The optimizer always chooses the lowest cost alternative it considers. If you look at the Estimated Subtree Cost property in the root node of the two execution plans, you will see that the scan plan has a lower estimated cost than the seek plan. As a result, the optimizer chose the scan. That is essentially the answer to your question.

Now, the cost model used by the optimizer is based on assumptions and "magic numbers" that are quite unlikely to match your system's performance characteristics. In particular, one assumption made in the model is that the query starts executing with none of the required data or index pages already in memory. Another is that sequential I/O (expected for a scan) is cheaper than the random I/O pattern assumed for RID Lookups. There are many other such assumptions and caveats, far too many to go into in detail here.

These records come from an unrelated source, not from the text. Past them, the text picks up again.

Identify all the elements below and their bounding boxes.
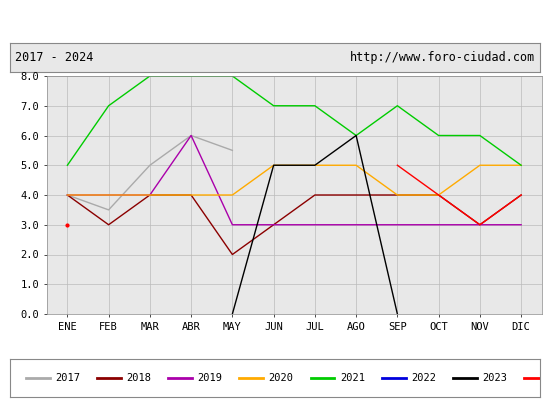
Text: 2023: 2023 bbox=[482, 373, 507, 383]
Text: 2022: 2022 bbox=[411, 373, 436, 383]
Text: 2019: 2019 bbox=[197, 373, 222, 383]
Text: 2020: 2020 bbox=[268, 373, 294, 383]
Text: 2018: 2018 bbox=[126, 373, 151, 383]
Text: 2017: 2017 bbox=[55, 373, 80, 383]
Text: Evolucion del paro registrado en Monterrubio: Evolucion del paro registrado en Monterr… bbox=[102, 14, 448, 28]
Text: 2021: 2021 bbox=[340, 373, 365, 383]
Text: http://www.foro-ciudad.com: http://www.foro-ciudad.com bbox=[350, 51, 535, 64]
Text: 2017 - 2024: 2017 - 2024 bbox=[15, 51, 94, 64]
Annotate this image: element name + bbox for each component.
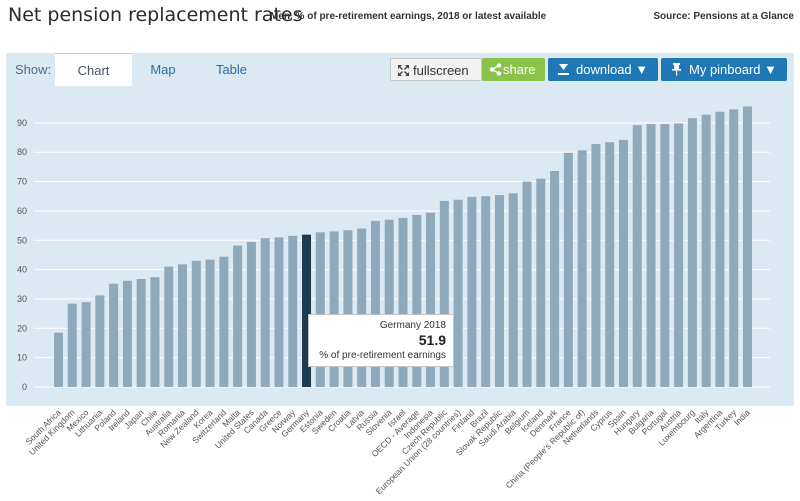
bar-oecd-average[interactable] <box>412 215 422 387</box>
bar-germany[interactable] <box>302 234 312 387</box>
chart-tooltip: Germany 2018 51.9 % of pre-retirement ea… <box>308 314 454 367</box>
pin-icon <box>672 63 681 76</box>
bar-new-zealand[interactable] <box>191 260 201 387</box>
y-tick-label: 0 <box>22 382 27 392</box>
bar-united-states[interactable] <box>246 242 256 387</box>
bar-greece[interactable] <box>274 237 284 387</box>
tab-map[interactable]: Map <box>150 62 176 77</box>
bar-sweden[interactable] <box>329 231 339 387</box>
bar-japan[interactable] <box>136 278 146 387</box>
y-tick-label: 20 <box>17 323 27 333</box>
download-label: download ▼ <box>576 62 649 77</box>
bar-switzerland[interactable] <box>219 256 229 387</box>
bar-bulgaria[interactable] <box>646 124 656 388</box>
bar-poland[interactable] <box>109 283 119 387</box>
bar-indonesia[interactable] <box>426 212 436 387</box>
download-button[interactable]: download ▼ <box>548 58 658 81</box>
tab-table[interactable]: Table <box>215 62 248 77</box>
bar-malta[interactable] <box>233 245 243 387</box>
bar-brazil[interactable] <box>481 196 491 387</box>
y-tick-label: 70 <box>17 177 27 187</box>
bar-hungary[interactable] <box>632 125 642 387</box>
y-tick-label: 40 <box>17 265 27 275</box>
bar-korea[interactable] <box>205 259 215 387</box>
bar-canada[interactable] <box>260 238 270 387</box>
bar-czech-republic[interactable] <box>439 200 449 387</box>
bar-slovak-republic[interactable] <box>494 195 504 387</box>
bar-saudi-arabia[interactable] <box>508 193 518 387</box>
bar-netherlands[interactable] <box>591 143 601 387</box>
show-label: Show: <box>15 62 52 77</box>
bar-france[interactable] <box>563 152 573 387</box>
x-tick-label: India <box>732 407 752 427</box>
chart-subtitle: Men, % of pre-retirement earnings, 2018 … <box>270 11 547 22</box>
bar-finland[interactable] <box>467 196 477 387</box>
bar-latvia[interactable] <box>357 228 367 387</box>
bar-turkey[interactable] <box>729 109 739 387</box>
tooltip-unit: % of pre-retirement earnings <box>319 350 446 361</box>
bar-russia[interactable] <box>370 220 380 387</box>
page-title: Net pension replacement rates <box>8 4 303 26</box>
fullscreen-button[interactable]: fullscreen <box>390 58 482 81</box>
bar-lithuania[interactable] <box>95 295 105 387</box>
bar-portugal[interactable] <box>660 124 670 388</box>
y-tick-label: 60 <box>17 206 27 216</box>
share-icon <box>489 63 502 76</box>
fullscreen-icon <box>398 65 409 76</box>
bar-israel[interactable] <box>398 217 408 387</box>
bar-estonia[interactable] <box>315 232 325 387</box>
y-tick-label: 50 <box>17 235 27 245</box>
bar-iceland[interactable] <box>536 178 546 387</box>
bar-belgium[interactable] <box>522 181 532 387</box>
pinboard-label: My pinboard ▼ <box>689 62 778 77</box>
bar-austria[interactable] <box>674 123 684 387</box>
bar-spain[interactable] <box>618 139 628 387</box>
bar-chile[interactable] <box>150 277 160 387</box>
y-tick-label: 30 <box>17 294 27 304</box>
pinboard-button[interactable]: My pinboard ▼ <box>661 58 787 81</box>
bar-croatia[interactable] <box>343 230 353 387</box>
share-label: share <box>503 62 536 77</box>
y-tick-label: 80 <box>17 147 27 157</box>
bar-ireland[interactable] <box>122 280 132 387</box>
chart-toolbar: Show: Chart Map Table fullscreen share d… <box>6 53 794 87</box>
bar-luxembourg[interactable] <box>687 118 697 388</box>
bar-italy[interactable] <box>701 114 711 387</box>
bar-india[interactable] <box>743 106 752 387</box>
bar-united-kingdom[interactable] <box>67 303 77 387</box>
y-tick-label: 90 <box>17 118 27 128</box>
bar-cyprus[interactable] <box>605 142 615 387</box>
tooltip-value: 51.9 <box>418 332 446 348</box>
bar-mexico[interactable] <box>81 302 91 387</box>
bar-slovenia[interactable] <box>384 219 394 387</box>
tooltip-country: Germany 2018 <box>379 320 446 331</box>
bar-denmark[interactable] <box>550 170 560 387</box>
bar-norway[interactable] <box>288 235 298 387</box>
bar-romania[interactable] <box>178 264 188 387</box>
bar-south-africa[interactable] <box>54 332 63 387</box>
bar-china-people-s-republic-of[interactable] <box>577 150 587 387</box>
download-icon <box>558 64 569 75</box>
share-button[interactable]: share <box>482 58 545 81</box>
source-link[interactable]: Source: Pensions at a Glance <box>653 11 794 22</box>
bar-australia[interactable] <box>164 266 174 387</box>
bar-european-union-28-countries[interactable] <box>453 199 463 387</box>
y-tick-label: 10 <box>17 353 27 363</box>
bar-argentina[interactable] <box>715 111 725 388</box>
tab-chart[interactable]: Chart <box>55 53 132 87</box>
fullscreen-label: fullscreen <box>413 63 469 78</box>
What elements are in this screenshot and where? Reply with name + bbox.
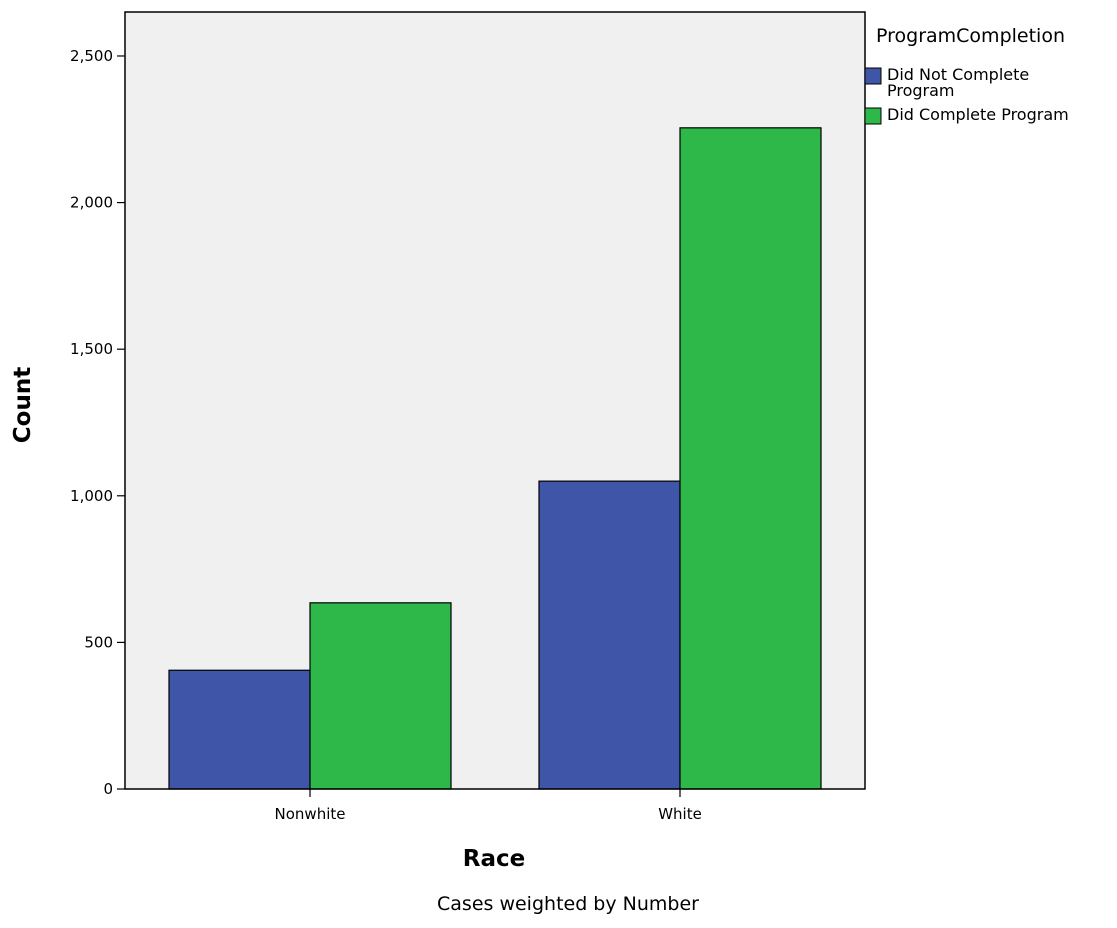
y-tick-label: 2,000 [70,194,113,212]
y-tick-label: 1,000 [70,487,113,505]
legend-label-2: Did Complete Program [887,105,1069,124]
legend: ProgramCompletion Did Not CompleteProgra… [864,25,1069,125]
legend-swatch-2 [864,107,882,125]
bar-white-series-1 [538,480,681,790]
bar-white-series-2 [679,127,822,790]
y-tick-label: 500 [84,633,113,651]
y-tick-label: 0 [103,780,113,798]
bars-group [168,127,822,790]
x-axis-title: Race [463,846,525,872]
y-axis-title: Count [10,367,36,443]
footnote: Cases weighted by Number [437,893,699,915]
y-tick-label: 1,500 [70,340,113,358]
x-tick-label-nonwhite: Nonwhite [275,805,346,823]
y-tick-label: 2,500 [70,47,113,65]
plot-frame [124,11,866,790]
legend-label-1: Program [887,81,955,100]
legend-title: ProgramCompletion [876,25,1065,47]
bar-nonwhite-series-1 [168,669,311,790]
bar-nonwhite-series-2 [309,602,452,790]
x-axis: Nonwhite White [275,789,702,823]
y-axis: 0 500 1,000 1,500 2,000 2,500 [70,47,125,798]
legend-swatch-1 [864,67,882,85]
legend-label-1: Did Not Complete [887,65,1029,84]
x-tick-label-white: White [658,805,702,823]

Nevertheless, the cost model as a whole has been shown to produce generally "good enough" plans for most queries, on most database schemas, on most hardware configurations, most of the time, everywhere. That is quite an achievement, if you think about it.

Model limitations and other factors will sometimes mean the optimizer chooses a plan that is not, in fact, "good enough" at all. You report that "performance is good", so that does not seem to be the case here.